Caused by Treponema pallidum subspecies pertenue.

Affects children and adults in poor rural areas of tropical countries.

Affects children in rural areas of the tropics where rainfall and humididity are high and poor hygiene favors person to person transmission.

Affects the skin and long bones of children in poor rural  communities in the tropics.

Not associated with a zoonotic reservoir.

Affects mainly skin, bones and cartilage.

Chronic infectious disease caused by a gram-negative bacteria closely related to nonvenereal endemic treponematoses bejel and pints, and T palladium subspecies palladium, the causative agent of syphilis.

Disproportionately affects economically disadvantaged populations.

Causes disfiguring skin and bone lesions.

Has primary, secondary and tertiary stages.

Unless treated early, can become a chronic relapsing disease.

Can lead to deforming bone lesions.

Transmission of T palladian pertenue occurs by direct contact of minor abrasions of an uninfected person with contagious skin lesions of an infected person.

Median time to inoculation and appearance of primary yaws lesions is 21 days with the range of 9-90 days.

Primary lesions manifest is a papule, papilloma, or ulcer of the skin ranging in diameter from 2 to 5 cm.

Yaws lesions most commonly involves the skin of the lower leg and ankle.

Less frequently involves the arm, hand, or buttocks.

The primary lesion resolves over the course of 3-6 months.

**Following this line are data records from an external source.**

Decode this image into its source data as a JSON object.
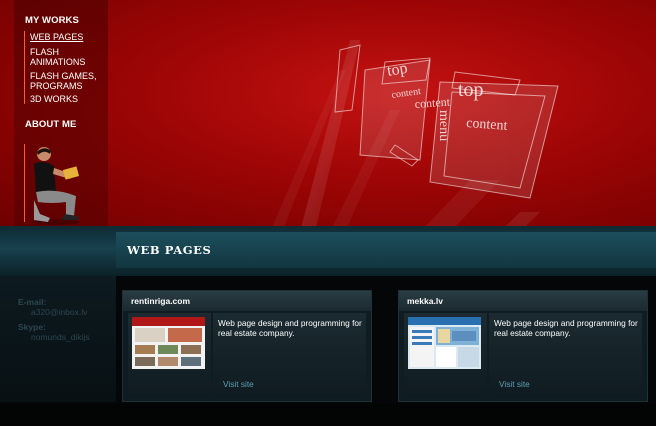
{
  "nav": {
    "my_works": "MY WORKS",
    "items": [
      {
        "label": "WEB PAGES",
        "active": true
      },
      {
        "label": "FLASH ANIMATIONS",
        "active": false
      },
      {
        "label": "FLASH GAMES, PROGRAMS",
        "active": false
      },
      {
        "label": "3D WORKS",
        "active": false
      }
    ],
    "about_me": "ABOUT ME"
  },
  "banner_words": [
    "top",
    "content",
    "content",
    "menu",
    "top",
    "content"
  ],
  "section": {
    "title": "WEB PAGES"
  },
  "contact": {
    "email_label": "E-mail:",
    "email_value": "a320@inbox.lv",
    "skype_label": "Skype:",
    "skype_value": "nomunds_dikijs"
  },
  "cards": [
    {
      "title": "rentinriga.com",
      "description": "Web page design and programming for real estate company.",
      "link": "Visit site"
    },
    {
      "title": "mekka.lv",
      "description": "Web page design and programming for real estate company.",
      "link": "Visit site"
    }
  ],
  "colors": {
    "banner_red": "#b00808",
    "teal": "#17414d",
    "link": "#5f9fb3",
    "accent_line": "#ff5a3a"
  }
}
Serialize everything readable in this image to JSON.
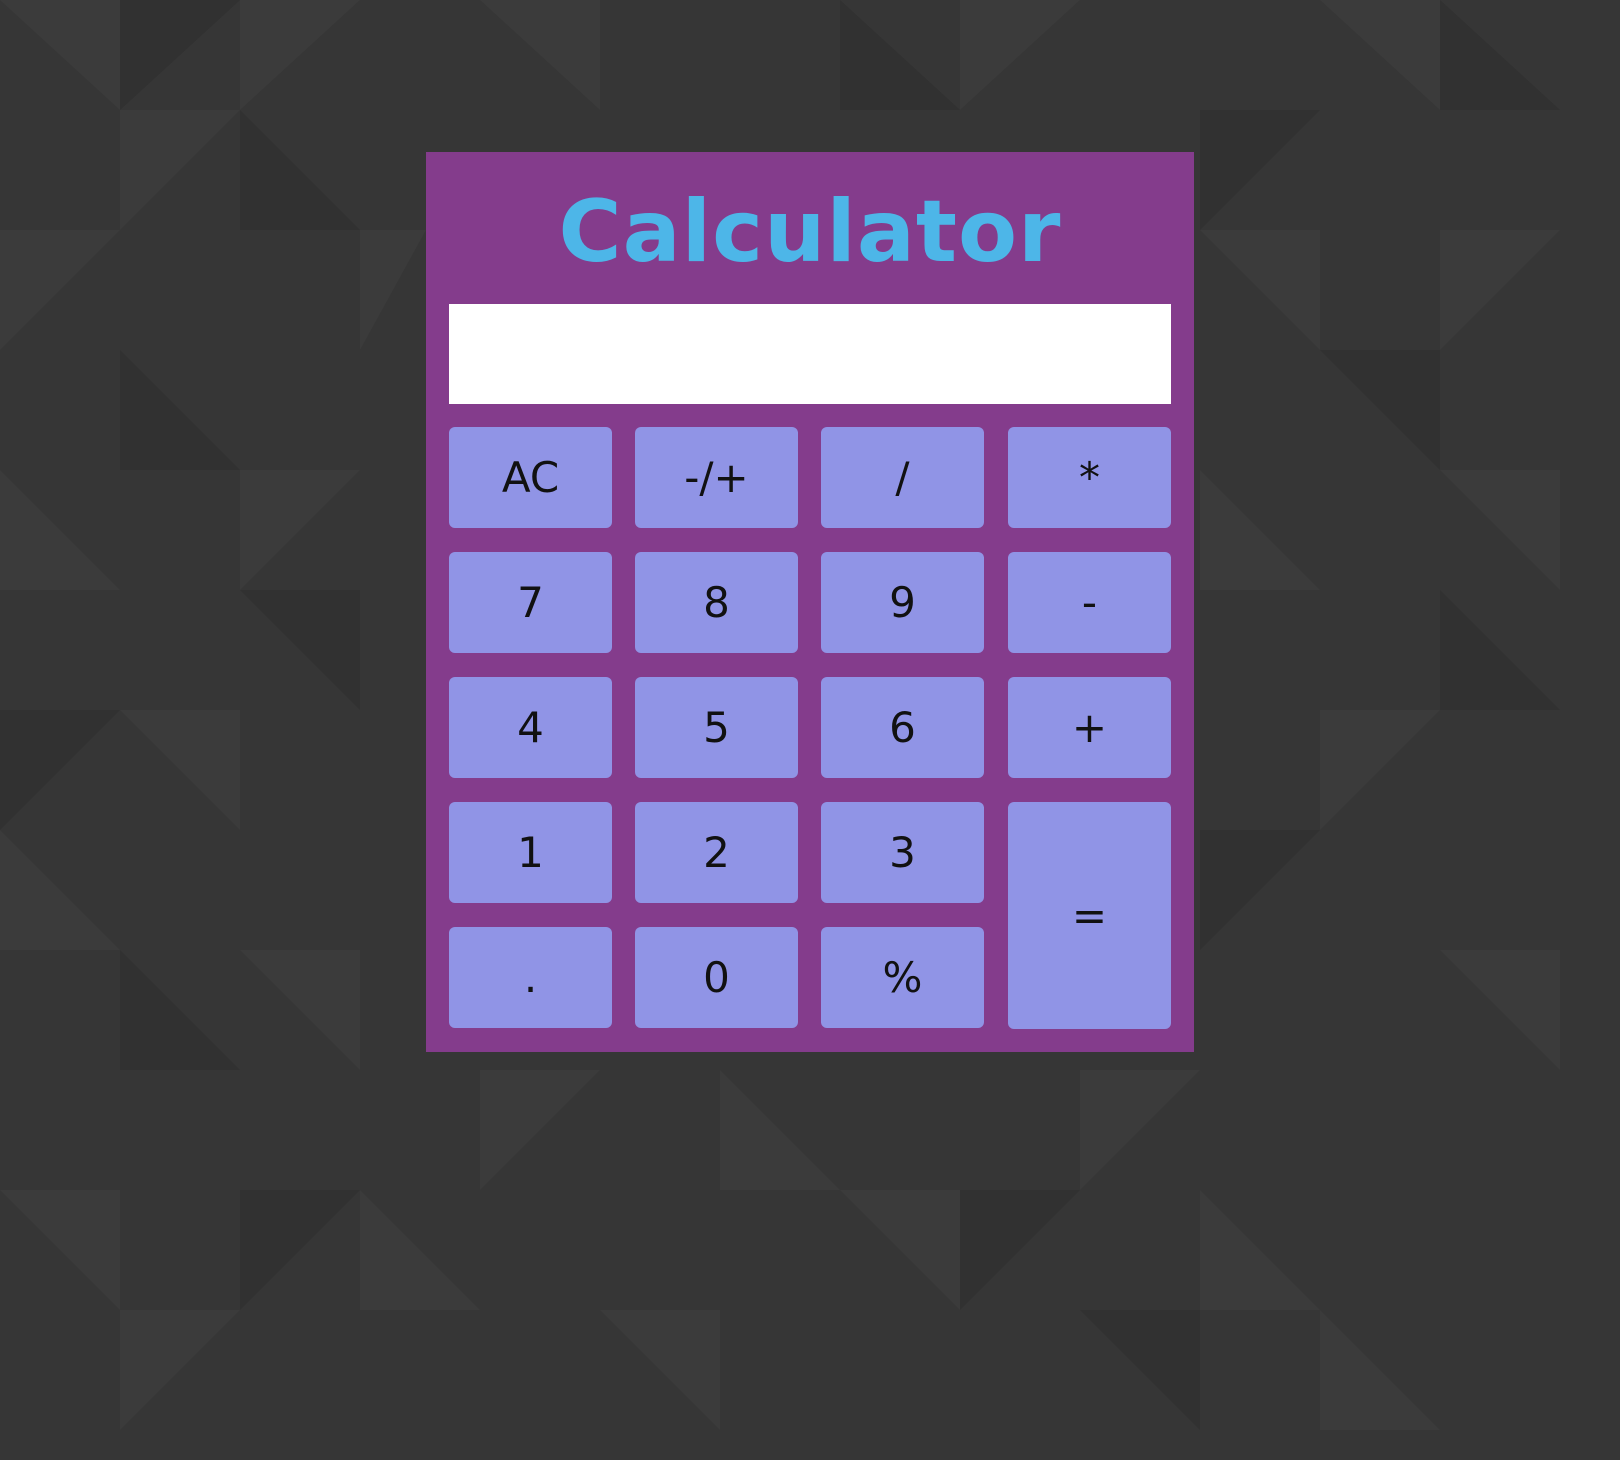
{
  "calculator": {
    "title": "Calculator",
    "display_value": "",
    "keys": [
      {
        "label": "AC",
        "name": "clear-button"
      },
      {
        "label": "-/+",
        "name": "toggle-sign-button"
      },
      {
        "label": "/",
        "name": "divide-button"
      },
      {
        "label": "*",
        "name": "multiply-button"
      },
      {
        "label": "7",
        "name": "digit-7-button"
      },
      {
        "label": "8",
        "name": "digit-8-button"
      },
      {
        "label": "9",
        "name": "digit-9-button"
      },
      {
        "label": "-",
        "name": "subtract-button"
      },
      {
        "label": "4",
        "name": "digit-4-button"
      },
      {
        "label": "5",
        "name": "digit-5-button"
      },
      {
        "label": "6",
        "name": "digit-6-button"
      },
      {
        "label": "+",
        "name": "add-button"
      },
      {
        "label": "1",
        "name": "digit-1-button"
      },
      {
        "label": "2",
        "name": "digit-2-button"
      },
      {
        "label": "3",
        "name": "digit-3-button"
      },
      {
        "label": "=",
        "name": "equals-button"
      },
      {
        "label": ".",
        "name": "decimal-button"
      },
      {
        "label": "0",
        "name": "digit-0-button"
      },
      {
        "label": "%",
        "name": "percent-button"
      }
    ]
  },
  "colors": {
    "page_background": "#363636",
    "calculator_body": "#843c8c",
    "title_text": "#4db6e8",
    "key_background": "#9094e6",
    "display_background": "#ffffff"
  }
}
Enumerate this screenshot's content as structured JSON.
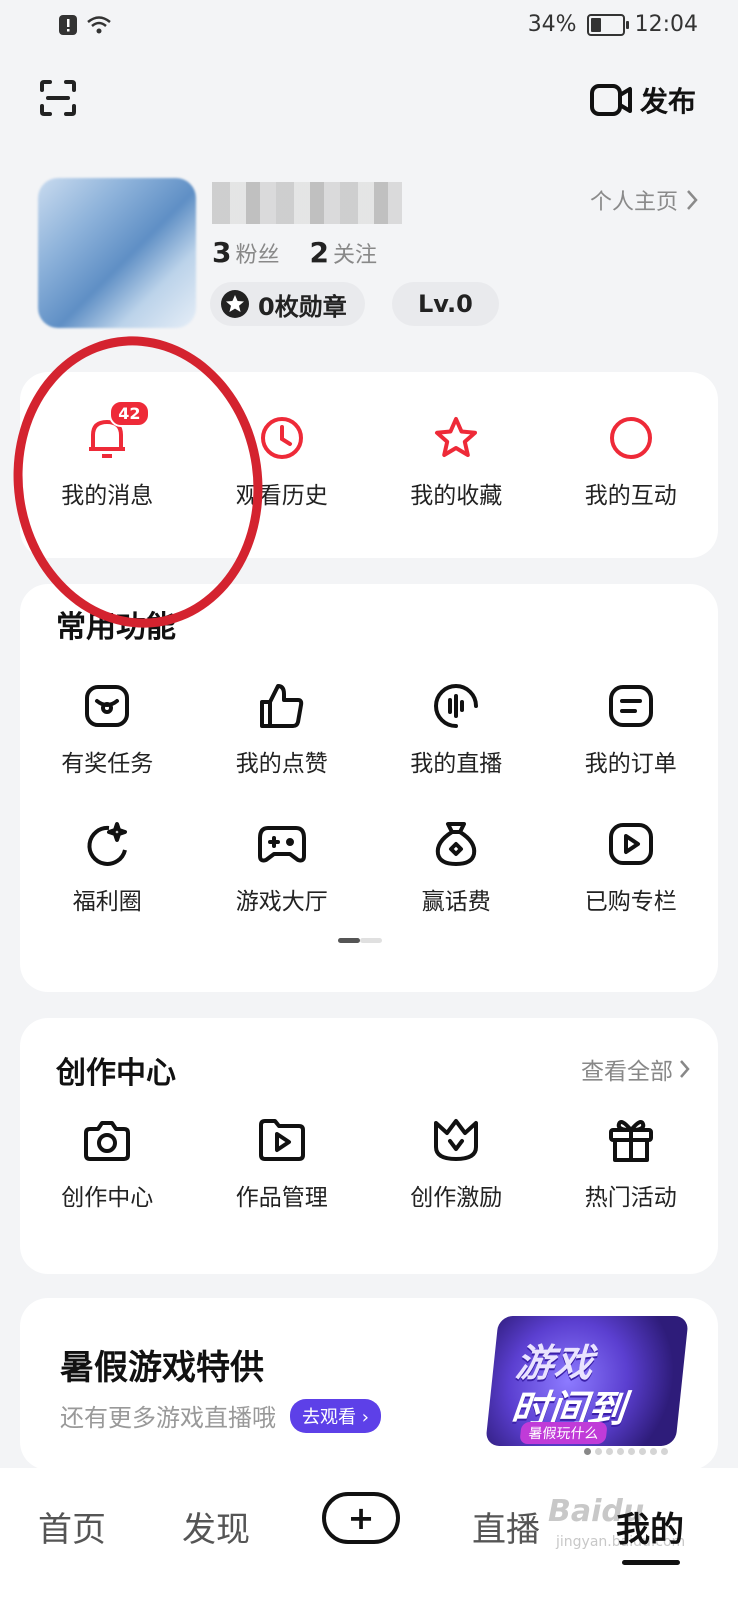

If not treated the lesion can spread hematogenously and by lymphatic dissemination to lead to secondary yaws characterized by contagious, superficial scaling of the skin and plaques of the palms and soles associated with arthralgias and malaise.

Untreated chronic relapsing disease may manifest as periostitis, ulcerations of the pallate and nasopharynx, deformities of long bones of the extremities and dactylitis.

Penicillin drug of choice to endemic treponematoses.

WHO recommends one injection of long-acting benzathine benzylpenicillin at a dose of 1.2 MU for adults and 0.6 MU for children.

Oral phenoxymethylpenicillin 50mg/kg/d in 4 doses for 7-10 days is effective therapy.

A sinle oral dose of azithromycin 30mg/kg is non-inferior to benzathine benzylpenicillin (Mitja O et al).

Presently treatment of all eligible members of the community with oral azithromycin and active surveillance and targeted treatment at 6 month intervals.

Three rounds of mass ministration of azithromycin at six month intervals compared to one round of administration of azithromycin resulted in a reduction in the community prevalence of yaws.